Given two integers m, n (1 <= m <= n) we want to find all integers between m and n whose sum of squared divisors is itself a square. 42 is such a number."
My code works for individual tests, but it times out when submitting:
def list_squared(m, n):
sqsq = []
for i in range(m, n):
divisors = [j**2 for j in range(1, i+1) if i % j == 0]
sq_divs = sum(divisors)
sq = sq_divs ** (1/2)
if int(sq) ** 2 == sq_divs:
sqsq.append([i, sq_divs])
return sqsq
You can reduce complexity of loop in list comprehension from O(N) to O(Log((N)) by setting the max range to sqrt(num)+1 instead of num.
By looping from 1 to sqrt(num)+1, we can conclude that if i (current item in the loop) is a factor of num then num divided by i must be another one.

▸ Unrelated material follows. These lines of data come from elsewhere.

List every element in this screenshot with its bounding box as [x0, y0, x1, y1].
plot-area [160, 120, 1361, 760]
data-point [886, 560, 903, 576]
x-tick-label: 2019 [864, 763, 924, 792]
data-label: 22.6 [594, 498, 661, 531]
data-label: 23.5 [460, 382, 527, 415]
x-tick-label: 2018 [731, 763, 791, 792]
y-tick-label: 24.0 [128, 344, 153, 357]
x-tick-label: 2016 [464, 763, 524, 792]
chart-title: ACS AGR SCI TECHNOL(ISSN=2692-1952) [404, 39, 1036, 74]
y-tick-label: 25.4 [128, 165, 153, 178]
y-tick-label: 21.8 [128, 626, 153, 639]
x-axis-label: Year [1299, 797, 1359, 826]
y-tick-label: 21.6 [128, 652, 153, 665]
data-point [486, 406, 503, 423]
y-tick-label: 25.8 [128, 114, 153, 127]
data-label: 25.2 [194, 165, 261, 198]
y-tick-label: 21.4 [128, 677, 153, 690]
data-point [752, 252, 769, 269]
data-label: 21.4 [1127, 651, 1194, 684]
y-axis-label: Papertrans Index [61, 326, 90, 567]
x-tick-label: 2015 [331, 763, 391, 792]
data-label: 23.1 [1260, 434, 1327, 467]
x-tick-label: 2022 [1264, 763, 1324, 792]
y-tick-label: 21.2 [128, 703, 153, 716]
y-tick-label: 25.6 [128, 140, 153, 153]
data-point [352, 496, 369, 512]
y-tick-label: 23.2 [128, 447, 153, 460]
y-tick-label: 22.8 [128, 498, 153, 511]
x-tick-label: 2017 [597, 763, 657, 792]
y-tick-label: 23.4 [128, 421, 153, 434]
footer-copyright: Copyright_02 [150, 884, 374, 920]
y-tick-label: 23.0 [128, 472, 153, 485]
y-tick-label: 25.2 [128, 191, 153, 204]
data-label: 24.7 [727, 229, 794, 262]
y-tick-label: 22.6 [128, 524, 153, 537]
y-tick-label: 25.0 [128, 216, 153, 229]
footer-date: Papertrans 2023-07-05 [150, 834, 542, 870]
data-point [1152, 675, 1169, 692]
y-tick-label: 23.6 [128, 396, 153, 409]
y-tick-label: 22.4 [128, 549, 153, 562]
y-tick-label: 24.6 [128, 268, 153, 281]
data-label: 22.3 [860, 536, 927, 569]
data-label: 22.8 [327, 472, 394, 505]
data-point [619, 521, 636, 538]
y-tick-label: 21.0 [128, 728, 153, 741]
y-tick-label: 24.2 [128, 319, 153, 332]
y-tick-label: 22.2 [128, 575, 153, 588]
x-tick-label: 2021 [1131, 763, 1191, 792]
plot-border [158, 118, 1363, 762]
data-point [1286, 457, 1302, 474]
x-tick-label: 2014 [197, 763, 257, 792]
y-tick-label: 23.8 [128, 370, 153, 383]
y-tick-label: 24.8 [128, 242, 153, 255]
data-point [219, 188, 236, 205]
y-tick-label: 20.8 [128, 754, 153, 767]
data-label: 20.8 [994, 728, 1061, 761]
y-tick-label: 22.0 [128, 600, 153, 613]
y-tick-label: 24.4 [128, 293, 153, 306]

Eg: 2 is a factor of 10, so is 5 (10/2)
The following code passes all the tests:
import math
def list_squared(m, n):
result = []
for num in range(m, n + 1):
divisors = set()
for i in range(1, int(math.sqrt(num)+1)):
if num % i == 0:
divisors.add(i**2)
divisors.add(int(num/i)**2)
total = sum(divisors)
sr = math.sqrt(total)
if sr - math.floor(sr) == 0:
result.append([num, total])
return result
It's more the math issue. Two maximum divisors for i is i itself and i/2. So you can speed up the code twice just using i // 2 + 1 as the range stop instead of i + 1. Just don't forget to increase sq_divs for i ** 2.
You may want to get some tiny performance improvements excluding sq variable and sq_divs ** (1/2).
BTW you should use n+1 stop in the first range.
def list_squared(m, n):
sqsq = []
for i in range(m, n+1):
divisors = [j * j for j in range(1, i // 2 + 1 #speed up twice
) if i % j == 0]
sq_divs = sum(divisors)
sq_divs += i * i #add i as divisor
if ((sq_divs) ** 0.5) % 1 == 0: #tiny speed up here
sqsq.append([i, sq_divs])
return sqsq
UPD: I've tried the Kata and it's still timeout. So we need even more math! If i could be divided by j then it's also could be divided by i/j so we can use sqrt(i) (int(math.sqrt(i)) + 1)) as the range stop. if i % j == 0 then append j * j to divisors array. AND if i / j != j then append (i / j) ** 2.